OVER almost three decades of cricket cricketing, Garth Dean has worked with hundreds of players.
He's worked with the likes of Henry Hunt and Phoebe Litchfield and he coached Western Zone to a successful undefeated Kookaburra Cup campaign back in 2018 and a Country Colts title last year, it's first since 2006-07.
It's that recent success that saw him named Country Cricket NSW Coach of the Year earlier this month at the Country Colts on the South Coast.
"It came out of the blue. It was a big surprise when I got the email," Dean said.
"Bruce Whitehouse [from Cricket NSW] gave a nice little speech. It was really nice."
Dean started playing cricket around the age of 10 and played first grade cricket in Bathurst with Rugby Union during the 1980s.
It was during the early 1990s when he started coaching at the junior level.
It was around the mid-2000s when he started coaching Western in the Kookaburra Cup, the now defunct competition he won in 2018.
After the collapse of the Kookaburra Cup, he moved to Western's Country Colts campaign and helped oversee Western's undefeated win at Queanbeyan back in 2022.
This year he's taking a step back from coaching on Saturdays and will solely focus on Country Colts and the Central West under 15s.
He said the most pleasing thing is seeing the players he's coached over the years playing at a high level.
"When you start looking back, you do see some of these players playing high level cricket," he said.
"That's a really pleasing thing, to think I might've contributed something to where they are.
"It's just a nice thing to do, to see them play well, especially when they've had a bit of success."
He paid tribute to Greg Griffiths and Tony Wells, who have both helped mentor him.
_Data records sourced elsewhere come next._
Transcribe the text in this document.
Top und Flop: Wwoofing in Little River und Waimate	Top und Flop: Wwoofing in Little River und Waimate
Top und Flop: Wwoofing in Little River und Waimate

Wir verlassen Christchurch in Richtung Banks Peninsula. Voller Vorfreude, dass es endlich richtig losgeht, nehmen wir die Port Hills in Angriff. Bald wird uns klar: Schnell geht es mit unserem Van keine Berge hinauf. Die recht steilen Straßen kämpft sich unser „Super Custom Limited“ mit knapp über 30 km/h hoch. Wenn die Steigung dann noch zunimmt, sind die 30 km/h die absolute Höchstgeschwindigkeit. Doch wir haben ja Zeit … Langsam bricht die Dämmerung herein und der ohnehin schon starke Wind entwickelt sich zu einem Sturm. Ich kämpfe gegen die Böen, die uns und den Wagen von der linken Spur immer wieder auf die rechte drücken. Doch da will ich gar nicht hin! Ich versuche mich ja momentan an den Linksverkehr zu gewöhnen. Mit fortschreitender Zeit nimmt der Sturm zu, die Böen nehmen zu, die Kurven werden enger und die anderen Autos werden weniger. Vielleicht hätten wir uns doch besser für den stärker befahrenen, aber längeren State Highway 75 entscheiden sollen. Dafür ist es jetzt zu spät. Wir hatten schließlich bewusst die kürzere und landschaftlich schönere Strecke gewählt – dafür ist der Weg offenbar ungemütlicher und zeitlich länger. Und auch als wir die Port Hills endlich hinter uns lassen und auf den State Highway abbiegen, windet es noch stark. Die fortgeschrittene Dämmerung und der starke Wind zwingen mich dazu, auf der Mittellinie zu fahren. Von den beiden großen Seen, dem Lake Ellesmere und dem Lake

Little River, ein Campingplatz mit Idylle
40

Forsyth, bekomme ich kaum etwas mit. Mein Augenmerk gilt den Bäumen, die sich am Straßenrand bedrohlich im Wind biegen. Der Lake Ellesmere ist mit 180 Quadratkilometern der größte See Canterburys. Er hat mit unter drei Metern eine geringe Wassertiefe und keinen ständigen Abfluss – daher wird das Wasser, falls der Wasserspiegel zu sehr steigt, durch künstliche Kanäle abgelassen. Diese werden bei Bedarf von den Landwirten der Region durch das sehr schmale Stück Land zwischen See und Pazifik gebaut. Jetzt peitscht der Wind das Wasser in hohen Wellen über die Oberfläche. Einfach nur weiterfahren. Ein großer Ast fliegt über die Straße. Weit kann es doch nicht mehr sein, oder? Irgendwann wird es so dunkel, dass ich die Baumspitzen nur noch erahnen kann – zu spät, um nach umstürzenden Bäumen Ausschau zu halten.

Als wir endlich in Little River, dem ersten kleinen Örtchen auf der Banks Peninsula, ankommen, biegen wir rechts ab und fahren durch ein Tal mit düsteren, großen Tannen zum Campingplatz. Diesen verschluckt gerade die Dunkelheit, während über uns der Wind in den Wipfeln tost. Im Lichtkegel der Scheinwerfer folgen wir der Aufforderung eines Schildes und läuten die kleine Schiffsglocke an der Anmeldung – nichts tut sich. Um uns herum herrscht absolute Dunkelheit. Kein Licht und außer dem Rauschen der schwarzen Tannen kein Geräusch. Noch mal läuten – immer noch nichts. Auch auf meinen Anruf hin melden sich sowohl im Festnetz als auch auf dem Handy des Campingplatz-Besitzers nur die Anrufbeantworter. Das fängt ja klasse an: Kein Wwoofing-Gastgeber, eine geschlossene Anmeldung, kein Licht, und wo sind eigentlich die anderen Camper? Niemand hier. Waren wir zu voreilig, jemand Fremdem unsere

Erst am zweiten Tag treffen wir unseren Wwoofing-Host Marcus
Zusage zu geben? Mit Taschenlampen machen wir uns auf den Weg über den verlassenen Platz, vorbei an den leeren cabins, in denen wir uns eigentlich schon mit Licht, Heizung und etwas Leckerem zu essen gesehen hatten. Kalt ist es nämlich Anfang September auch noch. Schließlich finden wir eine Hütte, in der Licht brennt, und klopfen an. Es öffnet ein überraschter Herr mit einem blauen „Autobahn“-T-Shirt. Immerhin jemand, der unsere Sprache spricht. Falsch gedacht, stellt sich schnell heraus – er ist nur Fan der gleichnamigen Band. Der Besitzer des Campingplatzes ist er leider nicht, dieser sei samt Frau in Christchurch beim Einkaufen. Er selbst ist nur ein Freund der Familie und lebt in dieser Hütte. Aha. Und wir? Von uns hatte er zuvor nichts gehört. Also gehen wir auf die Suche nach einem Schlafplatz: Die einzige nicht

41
Western's Country Colts campaign came to an end earlier this week, with the team finishing in third, having won three of its five matches.
It was an incredibly tight competition, with champions Newcastle finishing just one win ahead of the next four best teams.
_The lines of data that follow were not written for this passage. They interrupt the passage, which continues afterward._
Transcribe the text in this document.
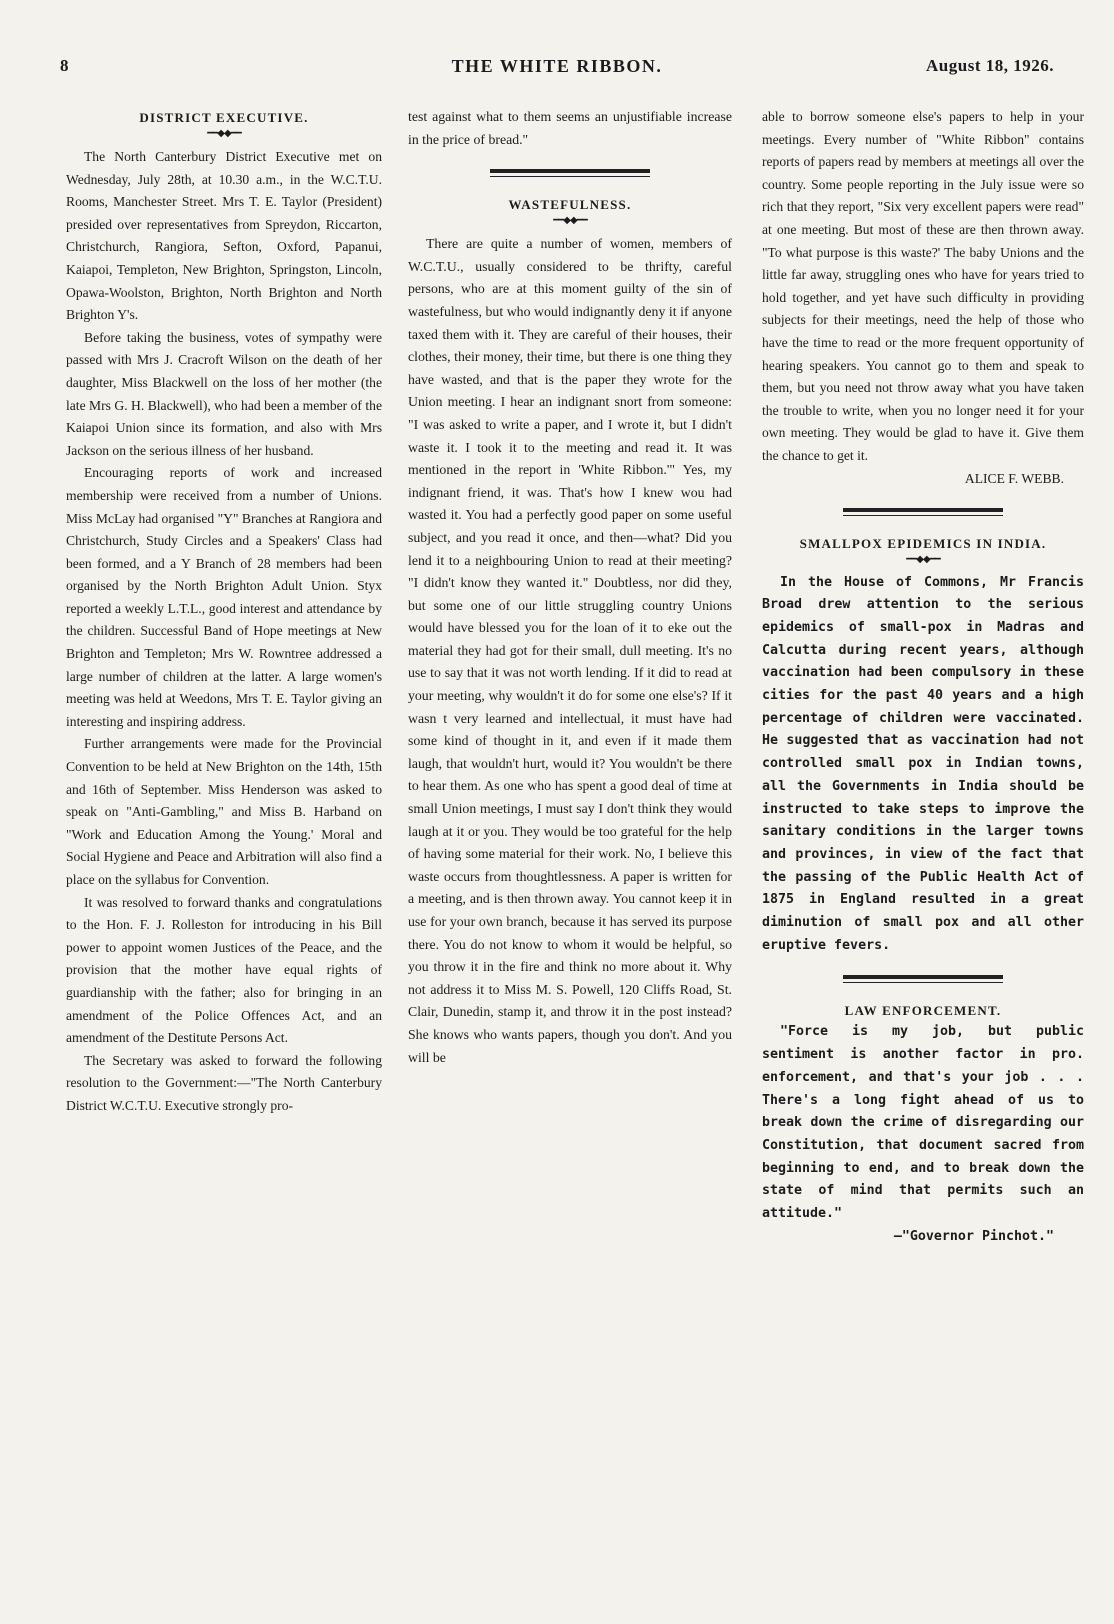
8	THE WHITE RIBBON.	August 18, 1926.
DISTRICT EXECUTIVE.
━━◆◆━━

The North Canterbury District Executive met on Wednesday, July 28th, at 10.30 a.m., in the W.C.T.U. Rooms, Manchester Street. Mrs T. E. Taylor (President) presided over representatives from Spreydon, Riccarton, Christchurch, Rangiora, Sefton, Oxford, Papanui, Kaiapoi, Templeton, New Brighton, Springston, Lincoln, Opawa-Woolston, Brighton, North Brighton and North Brighton Y's.

Before taking the business, votes of sympathy were passed with Mrs J. Cracroft Wilson on the death of her daughter, Miss Blackwell on the loss of her mother (the late Mrs G. H. Blackwell), who had been a member of the Kaiapoi Union since its formation, and also with Mrs Jackson on the serious illness of her husband.

Encouraging reports of work and increased membership were received from a number of Unions. Miss McLay had organised "Y" Branches at Rangiora and Christchurch, Study Circles and a Speakers' Class had been formed, and a Y Branch of 28 members had been organised by the North Brighton Adult Union. Styx reported a weekly L.T.L., good interest and attendance by the children. Successful Band of Hope meetings at New Brighton and Templeton; Mrs W. Rowntree addressed a large number of children at the latter. A large women's meeting was held at Weedons, Mrs T. E. Taylor giving an interesting and inspiring address.

Further arrangements were made for the Provincial Convention to be held at New Brighton on the 14th, 15th and 16th of September. Miss Henderson was asked to speak on "Anti-Gambling," and Miss B. Harband on "Work and Education Among the Young.' Moral and Social Hygiene and Peace and Arbitration will also find a place on the syllabus for Convention.

It was resolved to forward thanks and congratulations to the Hon. F. J. Rolleston for introducing in his Bill power to appoint women Justices of the Peace, and the provision that the mother have equal rights of guardianship with the father; also for bringing in an amendment of the Police Offences Act, and an amendment of the Destitute Persons Act.

The Secretary was asked to forward the following resolution to the Government:—"The North Canterbury District W.C.T.U. Executive strongly pro-

test against what to them seems an unjustifiable increase in the price of bread."

WASTEFULNESS.
━━◆◆━━

There are quite a number of women, members of W.C.T.U., usually considered to be thrifty, careful persons, who are at this moment guilty of the sin of wastefulness, but who would indignantly deny it if anyone taxed them with it. They are careful of their houses, their clothes, their money, their time, but there is one thing they have wasted, and that is the paper they wrote for the Union meeting. I hear an indignant snort from someone: "I was asked to write a paper, and I wrote it, but I didn't waste it. I took it to the meeting and read it. It was mentioned in the report in 'White Ribbon.'" Yes, my indignant friend, it was. That's how I knew wou had wasted it. You had a perfectly good paper on some useful subject, and you read it once, and then—what? Did you lend it to a neighbouring Union to read at their meeting? "I didn't know they wanted it." Doubtless, nor did they, but some one of our little struggling country Unions would have blessed you for the loan of it to eke out the material they had got for their small, dull meeting. It's no use to say that it was not worth lending. If it did to read at your meeting, why wouldn't it do for some one else's? If it wasn t very learned and intellectual, it must have had some kind of thought in it, and even if it made them laugh, that wouldn't hurt, would it? You wouldn't be there to hear them. As one who has spent a good deal of time at small Union meetings, I must say I don't think they would laugh at it or you. They would be too grateful for the help of having some material for their work. No, I believe this waste occurs from thoughtlessness. A paper is written for a meeting, and is then thrown away. You cannot keep it in use for your own branch, because it has served its purpose there. You do not know to whom it would be helpful, so you throw it in the fire and think no more about it. Why not address it to Miss M. S. Powell, 120 Cliffs Road, St. Clair, Dunedin, stamp it, and throw it in the post instead? She knows who wants papers, though you don't. And you will be

able to borrow someone else's papers to help in your meetings. Every number of "White Ribbon" contains reports of papers read by members at meetings all over the country. Some people reporting in the July issue were so rich that they report, "Six very excellent papers were read" at one meeting. But most of these are then thrown away. "To what purpose is this waste?' The baby Unions and the little far away, struggling ones who have for years tried to hold together, and yet have such difficulty in providing subjects for their meetings, need the help of those who have the time to read or the more frequent opportunity of hearing speakers. You cannot go to them and speak to them, but you need not throw away what you have taken the trouble to write, when you no longer need it for your own meeting. They would be glad to have it. Give them the chance to get it.

ALICE F. WEBB.
SMALLPOX EPIDEMICS IN INDIA.
━━◆◆━━

In the House of Commons, Mr Francis Broad drew attention to the serious epidemics of small-pox in Madras and Calcutta during recent years, although vaccination had been compulsory in these cities for the past 40 years and a high percentage of children were vaccinated. He suggested that as vaccination had not controlled small pox in Indian towns, all the Governments in India should be instructed to take steps to improve the sanitary conditions in the larger towns and provinces, in view of the fact that the passing of the Public Health Act of 1875 in England resulted in a great diminution of small pox and all other eruptive fevers.

LAW ENFORCEMENT.

"Force is my job, but public sentiment is another factor in pro. enforcement, and that's your job . . . There's a long fight ahead of us to break down the crime of disregarding our Constitution, that document sacred from beginning to end, and to break down the state of mind that permits such an attitude."

—"Governor Pinchot."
"To finish third after losing the first two was pretty good," Dean said.
"We had seven changes to the team heading in, so it was going to be challenging, but I thought we were great.
"It was a very, very tight carnival. Going into the final day, seven of the eight teams could've still won.
"Mathematically, if we had a bonus point win and if Newcastle lost, we would've won the carnival. It was the tightest carnival I've ever been to."